What has happened at Boğaziçi University since the first days of 2021 shows once again how alive this historical heritage is. The appointment of an academic from the outside as rector of Boğaziçi University, who was a candidate for parliament from the AKP ranks in the past, and who, according to many, did not qualify for such position, the reactions following this appointment, and the way the political power responded to these reactions can be thought in this context. A university, where intellectual independence and academic merit mechanisms are alive despite everything, is faced with an open attack in front of everyone, without any rational explanation. This administrative measure, which is not surprising considering the political developments in recent years, reveals that the political authorities’ concerns about keeping universities under control continue unabated.

When we take a closer look at this last intervention against Boğaziçi University, and also, at the similar interventions against higher education institutions all over the country in the past, it is possible to say that the landscape before us is shaped by the intersection of two fundamental dynamics.
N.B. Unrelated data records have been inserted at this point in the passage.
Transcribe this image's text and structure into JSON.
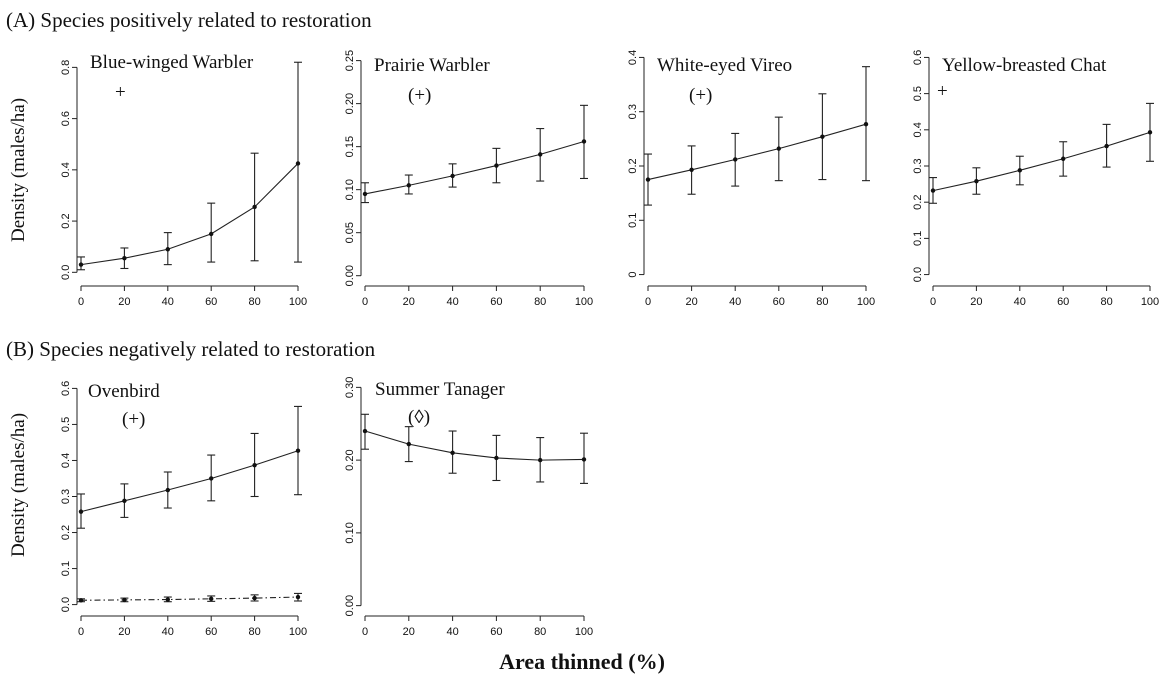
{
  "sections": {
    "a_title": "(A) Species positively related to restoration",
    "b_title": "(B) Species negatively related to restoration"
  },
  "xlabel": "Area thinned (%)",
  "ylabel": "Density (males/ha)",
  "chart_data": [
    {
      "type": "line",
      "title": "Blue-winged Warbler",
      "mark": "+",
      "x": [
        0,
        20,
        40,
        60,
        80,
        100
      ],
      "xticks": [
        "0",
        "20",
        "40",
        "60",
        "80",
        "100"
      ],
      "yticks": [
        "0.0",
        "0.2",
        "0.4",
        "0.6",
        "0.8"
      ],
      "ylim": [
        -0.03,
        0.86
      ],
      "series": [
        {
          "values": [
            0.03,
            0.055,
            0.09,
            0.15,
            0.255,
            0.425
          ],
          "lower": [
            0.01,
            0.015,
            0.03,
            0.04,
            0.045,
            0.04
          ],
          "upper": [
            0.06,
            0.095,
            0.155,
            0.27,
            0.465,
            0.82
          ],
          "style": "solid"
        }
      ]
    },
    {
      "type": "line",
      "title": "Prairie Warbler",
      "mark": "(+)",
      "x": [
        0,
        20,
        40,
        60,
        80,
        100
      ],
      "xticks": [
        "0",
        "20",
        "40",
        "60",
        "80",
        "100"
      ],
      "yticks": [
        "0.00",
        "0.05",
        "0.10",
        "0.15",
        "0.20",
        "0.25"
      ],
      "ylim": [
        -0.005,
        0.26
      ],
      "series": [
        {
          "values": [
            0.095,
            0.105,
            0.116,
            0.128,
            0.141,
            0.156
          ],
          "lower": [
            0.085,
            0.095,
            0.103,
            0.108,
            0.11,
            0.113
          ],
          "upper": [
            0.108,
            0.117,
            0.13,
            0.148,
            0.171,
            0.198
          ],
          "style": "solid"
        }
      ]
    },
    {
      "type": "line",
      "title": "White-eyed Vireo",
      "mark": "(+)",
      "x": [
        0,
        20,
        40,
        60,
        80,
        100
      ],
      "xticks": [
        "0",
        "20",
        "40",
        "60",
        "80",
        "100"
      ],
      "yticks": [
        "0",
        "0.1",
        "0.2",
        "0.3",
        "0.4"
      ],
      "ylim": [
        -0.01,
        0.41
      ],
      "series": [
        {
          "values": [
            0.175,
            0.193,
            0.212,
            0.232,
            0.254,
            0.277
          ],
          "lower": [
            0.128,
            0.148,
            0.163,
            0.173,
            0.175,
            0.173
          ],
          "upper": [
            0.222,
            0.237,
            0.26,
            0.29,
            0.333,
            0.383
          ],
          "style": "solid"
        }
      ]
    },
    {
      "type": "line",
      "title": "Yellow-breasted Chat",
      "mark": "+",
      "x": [
        0,
        20,
        40,
        60,
        80,
        100
      ],
      "xticks": [
        "0",
        "20",
        "40",
        "60",
        "80",
        "100"
      ],
      "yticks": [
        "0.0",
        "0.1",
        "0.2",
        "0.3",
        "0.4",
        "0.5",
        "0.6"
      ],
      "ylim": [
        -0.015,
        0.615
      ],
      "series": [
        {
          "values": [
            0.232,
            0.258,
            0.288,
            0.32,
            0.355,
            0.393
          ],
          "lower": [
            0.197,
            0.222,
            0.248,
            0.272,
            0.297,
            0.313
          ],
          "upper": [
            0.268,
            0.295,
            0.327,
            0.367,
            0.415,
            0.473
          ],
          "style": "solid"
        }
      ]
    },
    {
      "type": "line",
      "title": "Ovenbird",
      "mark": "(+)",
      "x": [
        0,
        20,
        40,
        60,
        80,
        100
      ],
      "xticks": [
        "0",
        "20",
        "40",
        "60",
        "80",
        "100"
      ],
      "yticks": [
        "0.0",
        "0.1",
        "0.2",
        "0.3",
        "0.4",
        "0.5",
        "0.6"
      ],
      "ylim": [
        -0.015,
        0.615
      ],
      "series": [
        {
          "values": [
            0.258,
            0.288,
            0.318,
            0.35,
            0.387,
            0.427
          ],
          "lower": [
            0.212,
            0.242,
            0.268,
            0.288,
            0.3,
            0.305
          ],
          "upper": [
            0.307,
            0.335,
            0.368,
            0.415,
            0.475,
            0.55
          ],
          "style": "solid"
        },
        {
          "values": [
            0.012,
            0.013,
            0.014,
            0.016,
            0.018,
            0.021
          ],
          "lower": [
            0.008,
            0.008,
            0.008,
            0.009,
            0.01,
            0.01
          ],
          "upper": [
            0.016,
            0.018,
            0.021,
            0.024,
            0.027,
            0.031
          ],
          "style": "dashdot"
        }
      ]
    },
    {
      "type": "line",
      "title": "Summer Tanager",
      "mark": "(◊)",
      "x": [
        0,
        20,
        40,
        60,
        80,
        100
      ],
      "xticks": [
        "0",
        "20",
        "40",
        "60",
        "80",
        "100"
      ],
      "yticks": [
        "0.00",
        "0.10",
        "0.20",
        "0.30"
      ],
      "ylim": [
        -0.006,
        0.306
      ],
      "series": [
        {
          "values": [
            0.24,
            0.222,
            0.21,
            0.203,
            0.2,
            0.201
          ],
          "lower": [
            0.215,
            0.198,
            0.182,
            0.172,
            0.17,
            0.168
          ],
          "upper": [
            0.263,
            0.246,
            0.24,
            0.234,
            0.231,
            0.237
          ],
          "style": "solid"
        }
      ]
    }
  ]
}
First, just like in many authoritarian populist political regimes all over the world, the AKP, in its own management rationale, sees it as a necessity to occlude the limited areas of freedom that universities have been able to build over the years and in fact in a very fragile way, through the “authentic nation” and “alienated elites” duality made up again by the AKP. Sharing the administrative staff of universities within a narrow circle brings about the dismantlement

of academic freedoms further. Moreover, it is also conceived as a critical moment to construct envisioned cultural hegemony on a larger scale. With Boğaziçi University, it is apparent once again, perhaps more evident than ever before, that such intervention does not have a constructive effect in the desired sense, but on the contrary, it brutally abolishes the existing academic norms and conventions, albeit limited. A second dynamic, which is intertwined with the first at times and moving in the opposite direction at other times, is the neoliberalization process of higher education, which we also trace on a global scale. This process, which includes a series of intertwined themes from the marketization of educational activities to the gradual evolution of the management logic of academic institutions into the corporate logic, is certainly not unique to today and here. Moreover, to what extent and in what ways the dynamics of authoritarianism and neoliberalization work together is a question with no explicit answer.

In this issue of saha, we precisely take it from this question and try to focus on the last cross-section of the Turkish universities’ journey. Our intention is to understand where the university comes from and where it is destined to, with reference to the interventions against Boğaziçi University, and more importantly, with the inspiration of the solidarity and creativity generated by the resistance to these interventions. Eventually, we hope that studying the transformation of the state-citizen relationship through university as an ecosystem of institutions, ideas and relations will open new ways of thinking and acting.